Step-by-step explanation:
To find the length of the shadow of the 3-storey house, we can use similar triangles.
Let's call the length of the shadow 'x'.
Since the boy is skating away from the tower at a constant speed, we can use the equation:
(height of tower)/(height of house) = (distance covered by shadow)/(distance covered by boy)
Plugging in the values, we get:
(48 m)/(9.6 m) = x/(11 m/s * 4 s)
Simplifying the equation, we find:
x = 8 m
Let's use the concept of similar triangles to find the length of the shadow. The two triangles formed by the tower, the skater, and the house are similar.

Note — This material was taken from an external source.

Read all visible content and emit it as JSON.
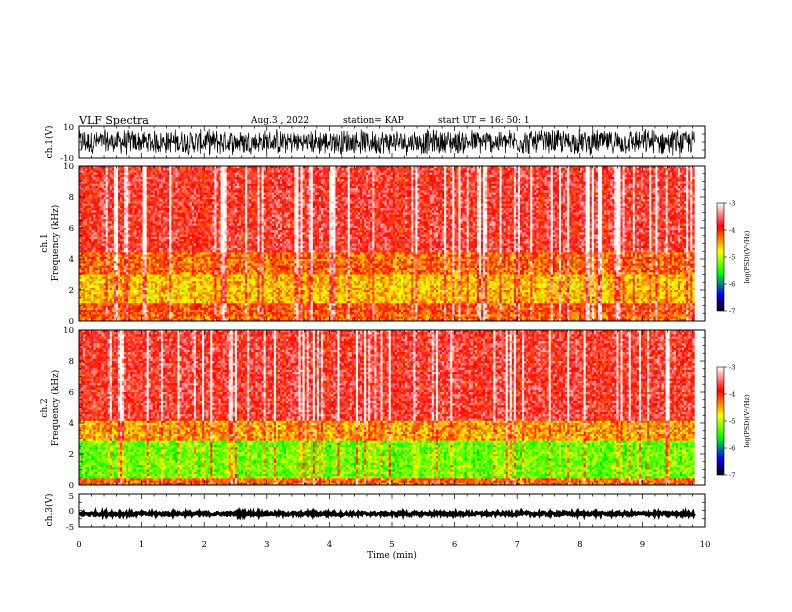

Let h1 be the height of the tower (48 m), h2 be the height of the house (9.6 m), (s) be the length of the shadow, and (d) be the distance covered by the skater.
Using the concept of similar triangles, the ratio of corresponding sides is equal:
h1/{s + d} = h2/{s}
Substitute the given values:
48/{s + 4.11} = 9.6/s
Now, solve for (s):
48s = 9.6(s + 44)
48s = 9.6s + 422.4
38.4s = 422.4
s = (422.4)/(38.4)
s = 11
So, the length of the shadow (s) is 11 meters.
Therefore, the correct answer is (a) 8 m. Please check the options as there might be a typo in the provided choices. If not, the correct answer might be (b) 12 m.